Today, producers rely more than ever on advertising, marketing, and public relations to maintain the buzz that has proved to be vital for filling theater seats.
An example of Broadway's turn to Madison Avenue for help is the much-panned musical "Footloose," based on the 1984 teenybopper hit film about a high-schooler who fights to lift a small town's ban on dancing.
Mr. Brantley wrote, "There have been worse musicals on Broadway than 'Footloose' - yet it's hard to think of one so totally unaffecting," while New York Magazine's John Simon chimed in: "Impossible though it is to finger the worst musical ever - the competition is too fierce - no list of the 10 worst should forgo 'Footloose.' "
But nine months after the show opened, audiences are still packing the Richard Rodgers Theatre. The show's producers fought back with ads highlighting positive reviews - most notably from Liz Smith, better known for her gossip column than her knowledge of theater. Ms. Smith proclaimed, "Broadway may have found its next long-running musical."
The show also hired marketing consultant Margery Singer, who helped promote recent stagings of "Titanic," "1776," "How to Succeed in Business Without Really Trying," "Once Upon a Mattress," and "The King and I."
Ms. Singer knows her audience - "We're not 'Hamlet,' but if you want to be entertained, this is the show" - and she plots accordingly. She organized "Footloose" sweepstakes contests with Time Warner Cable, supermarket chain A&P, and New York radio stations, and arranged for local movie theaters to feature slides of scenes from the show and pipe in some of the toe-tapping music.
She also has relied heavily on radio ads, figuring that the hit songs that were introduced in the film, such as "Let's Hear It for the Boy," may inspire the nostalgic to buy tickets to the splashy stage production.
This 20-year veteran says she's not alone in using these techniques. "A few producers started participating in aggressive marketing, because they saw they had half-empty theaters," Singer says. "Producers aren't just back[stage] anymore waiting for the reviews to close the show. We prepare for bad reviews and get through it."
Newsday theater critic Linda Winer says the diffusion of power is a positive change. Other media, such as television, newsmagazines, out-of-town papers, and the Internet, as well as media personalities like columnist Smith and TV host Rosie O'Donnell, have their own soapboxes now. "It's healthy that critics and one newspaper [The New York Times] have less of a hold on life and death on Broadway," she says.
Jeffrey Lyons, a critic at New York's local NBC affiliate, agrees. "Now more than ever, Broadway shows are advertising more on TV," he says. "The buzz can be created way before the show opens and buck the reviews.
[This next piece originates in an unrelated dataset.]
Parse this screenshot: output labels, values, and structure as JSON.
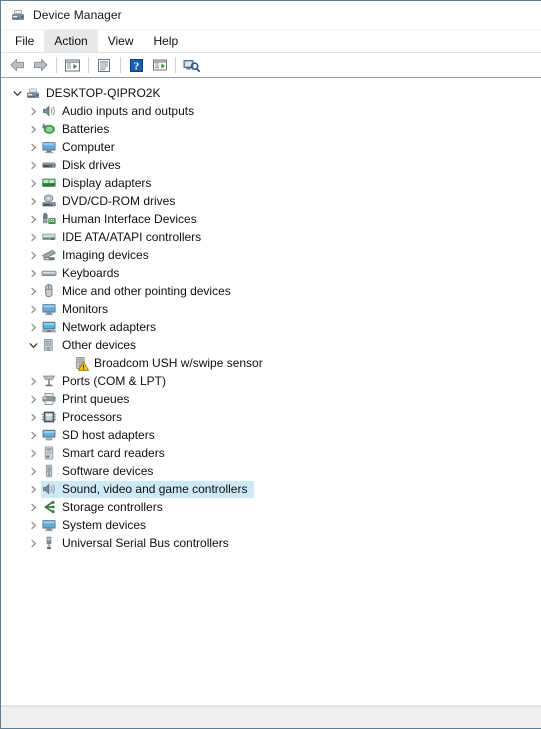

Producers are more savvy."
Fellow broadcaster Roma Torre of New York 1 News, the local cable news channel, says that Web sites and Internet chat rooms add to the word-of-mouth effect. "Instead of a schmoozy phone call," she says, "it's a chatty e-mail."
The muffling of the traditional theater critic's voice - and the emergence of freshly amplified ones - has been caused by the old-time reviewers themselves, Ms. Torre says.
"They can embrace the theater audience, and they don't," she says. "They're writing from a highfalutin', crotchety point of view."
But former Times reviewer Mr. Rich, now an Opinion Page columnist for that paper, remains uncomfortable with the notion that the reviewer's pen was ever all that mighty.
"The power of the critic when I was one was equally overstated," he says. "You can't sell the public a production it doesn't want to watch." In "Hot Seat," Mr. Rich's book about his years as the Times critic, he lists productions that flopped despite his praise, including the 1985 staging of "The Iceman Cometh" starring Jason Robards, and shows that succeeded despite his tongue-clucking, like the musical "42nd Street."
In line with these examples, TV critic Torre sees a clearly reduced role for reviews. "Marketing has cut into the strength and the influence of the critic," she says. "I guess people are listening to us less."